Meneladani Sosok Profesor Perempuan Pertama Indonesia: Siti Baroroh Baried

muhammadiyah.or.id

Oleh: Zahrotul Mukaromah (Sekertaris Umum IMM FAI UAD 2022/2023)

Jauh sebelum Indonesia merdeka telah lahir seorang putri dari pasangan bapak H. Tamim bin Dja’far dan ibu Asmah Tamim pada 23 Mei 1923 di Kauman, Yogyakarta yang diberi nama Siti Baroroh Tamimi. Jika dilihat dari garis keturunan, beliau masih bagian dari saudara dari Siti Walidah dari ayahnya. Ayahnya merupakan kemenakan dari Siti Walidah.

Siti Baroroh sudah sedari kecil dididik di lingkungan keluarga yang kental dengan Islam, dengan gaya pendidikan yang seperti itu membuat jati diri Siti Baroroh terbangun menjadi seorang muslimah yang taat dan juga konsisten terhadap apa yang beliau tekuni. Dalam majalah Suara A’isyiyah  No. 7 Tahun 1999, Uswatun Chasanah menulis bahwa dikalangan akademisi Siti Baroroh dikenal sebagai pribadi yang baik dan tekun di bidang akademik.

Dalam kehidupan sehari-harinya beliau juga dikenal sebagai sosok perempuan Islam-Jawa yang memiliki penampilan sederhana, rajin dan sangat hormat kepada kedua orang tuanya. Walaupun beliau dikenal sebagai perempuan yang cerdas dan memiliki pendangan yang maju, Siti Baroroh tetap rendah hati dan tidak melepaskan diri dari jati dirinya sebagai seorang muslimah berkemajuan.

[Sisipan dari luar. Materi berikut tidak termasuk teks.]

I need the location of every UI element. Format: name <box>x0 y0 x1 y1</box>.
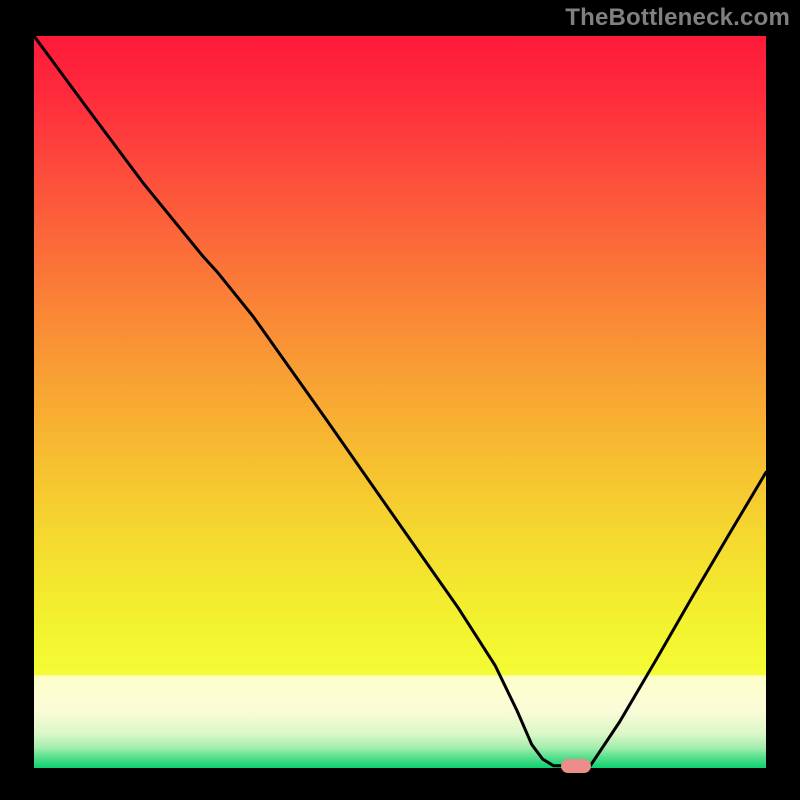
optimal-marker <box>561 759 591 773</box>
plot-area <box>34 36 766 768</box>
gradient-background <box>34 36 766 768</box>
watermark-text: TheBottleneck.com <box>565 4 790 32</box>
chart-container: TheBottleneck.com <box>0 0 800 800</box>
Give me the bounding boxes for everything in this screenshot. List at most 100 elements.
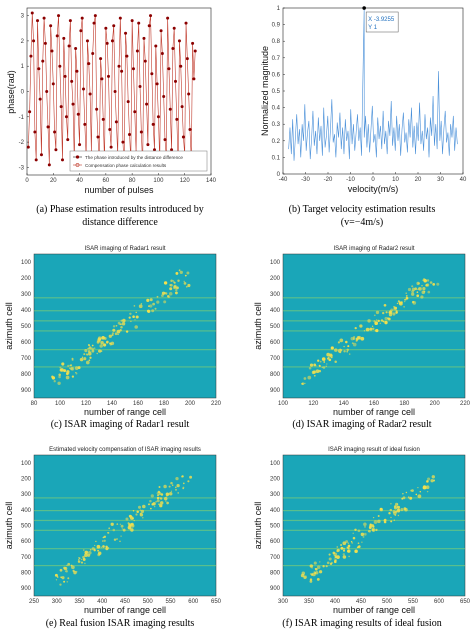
phase-point (96, 135, 100, 139)
isar-scatter (160, 493, 164, 496)
phase-point (188, 127, 192, 131)
isar-scatter (318, 369, 322, 373)
phase-point (106, 74, 110, 78)
isar-scatter (328, 557, 332, 561)
isar-scatter (105, 547, 109, 551)
x-tick-label: 250 (29, 599, 40, 605)
isar-scatter (369, 327, 373, 331)
isar-scatter (396, 503, 399, 505)
isar-scatter (318, 364, 321, 367)
isar-scatter (404, 300, 406, 303)
isar-scatter (120, 535, 122, 537)
isar-scatter (372, 525, 375, 528)
isar-scatter (183, 282, 187, 285)
isar-scatter (410, 489, 413, 492)
isar-stripe (34, 519, 216, 522)
y-tick-label: 900 (270, 586, 281, 592)
isar-scatter (388, 512, 391, 515)
isar-scatter (187, 480, 190, 483)
isar-scatter (156, 496, 160, 500)
y-tick-label: 300 (270, 492, 281, 498)
isar-scatter (59, 583, 62, 586)
x-tick-label: 140 (339, 401, 350, 407)
isar-scatter (91, 547, 95, 551)
x-tick-label: 140 (107, 401, 118, 407)
isar-scatter (425, 485, 430, 490)
isar-scatter (373, 520, 378, 524)
phase-point (150, 72, 154, 76)
isar-scatter (397, 300, 400, 303)
phase-point (109, 145, 113, 149)
isar-scatter (392, 510, 396, 514)
isar-scatter (175, 488, 177, 491)
x-tick-label: 550 (408, 599, 419, 605)
isar-scatter (131, 517, 135, 520)
legend-label-1: The phase introduced by the distance dif… (85, 155, 183, 160)
isar-scatter (347, 542, 350, 544)
phase-point (76, 112, 80, 116)
isar-scatter (326, 561, 330, 565)
phase-point (63, 74, 67, 78)
isar-scatter (430, 479, 434, 483)
y-tick-label: 3 (21, 14, 25, 20)
phase-point (117, 64, 121, 68)
isar-scatter (132, 509, 135, 512)
isar-scatter (112, 328, 116, 332)
x-tick-label: 80 (129, 178, 136, 184)
x-tick-label: 650 (460, 599, 471, 605)
phase-point (121, 140, 125, 144)
phase-point (143, 59, 147, 63)
legend-box (69, 150, 208, 172)
isar-scatter (375, 329, 379, 333)
isar-scatter (168, 492, 173, 496)
isar-x-axis-label: number of range cell (333, 407, 415, 417)
phase-point (130, 19, 134, 23)
x-tick-label: 120 (180, 178, 191, 184)
phase-point (137, 21, 141, 25)
x-tick-label: 20 (415, 177, 422, 183)
isar-scatter (347, 549, 351, 553)
x-tick-label: 400 (330, 599, 341, 605)
phase-point (156, 115, 160, 119)
isar-scatter (348, 353, 351, 355)
isar-scatter (111, 332, 115, 335)
isar-scatter (175, 288, 178, 292)
isar-stripe (34, 548, 216, 550)
phase-point (92, 21, 96, 25)
isar-scatter (374, 321, 379, 326)
phase-point (57, 14, 61, 18)
isar-scatter (80, 558, 83, 561)
y-tick-label: 100 (270, 461, 281, 467)
isar-scatter (367, 530, 370, 533)
isar-scatter (352, 337, 356, 341)
isar-scatter (411, 489, 414, 492)
phase-point (151, 122, 155, 126)
phase-point (171, 46, 175, 50)
isar-stripe (283, 548, 465, 550)
caption-a-line2: distance difference (82, 217, 158, 228)
isar-scatter (436, 282, 440, 286)
isar-scatter (357, 542, 360, 545)
caption-a-line1: (a) Phase estimation results introduced … (36, 204, 204, 215)
isar-scatter (397, 514, 400, 517)
isar-scatter (159, 501, 164, 505)
phase-point (36, 19, 40, 23)
y-tick-label: 300 (21, 292, 32, 298)
isar-scatter (379, 322, 382, 325)
isar-scatter (407, 497, 410, 499)
isar-scatter (177, 279, 180, 283)
isar-scatter (142, 504, 146, 509)
phase-point (166, 16, 170, 20)
isar-scatter (359, 324, 363, 328)
phase-point (146, 143, 150, 147)
isar-panel-c: ISAR imaging of Radar1 result 80 100 120 140… (4, 246, 222, 417)
isar-scatter (315, 369, 320, 374)
y-tick-label: 600 (21, 340, 32, 346)
isar-scatter (422, 486, 426, 490)
phase-point (49, 24, 53, 28)
y-tick-label: 0 (277, 172, 281, 178)
velocity-plot-frame (282, 7, 464, 175)
isar-scatter (403, 306, 405, 308)
isar-scatter (65, 375, 70, 380)
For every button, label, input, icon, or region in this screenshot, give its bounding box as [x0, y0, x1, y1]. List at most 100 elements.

Hingga akhirnya beliau menikah dengan seorang dokter spesialis di RS PKU Muhammadiyah Yogyakarta, Dr. Baried Ishom. Keduanya mempunyai selisih umur yang lumayan jauh, Dr. Baried Ishom memiliki umur 8 tahun lebih muda dari Siti Baroroh.

Walaupun suaminya lebih muda dari Siti Baroroh, hal tersebut tidak sedikitpun mengurangi rasa hormat ataupun kepatuhan beliau kepada suaminya. Walaupun Siti Baroroh mempunyai banyak prestasi, namun beliau tetap menjalankan kewajiban dan tugasnya sebagai seorang istri dengan baik.

Dalam sebuah artikel disebutkan bahwa hubungan antara laki-laki dan perempuan bukan hanya sekedar dilihat secara struktural saja akan tetapi dapat dilihat juga secara fungsional. Walaupun demikian, Siti Baroroh tidak menyetujui emansipasi berlebihan yang pada akhirnya bertentangan dengan norma agama dan budaya.

Hubungannya dengan hal tersebut, beliau menyebutkan bahwa perempuan mempunyai 3 dunia. Yaitu dunia keluarga, dunia karir dan dunia masyarakat.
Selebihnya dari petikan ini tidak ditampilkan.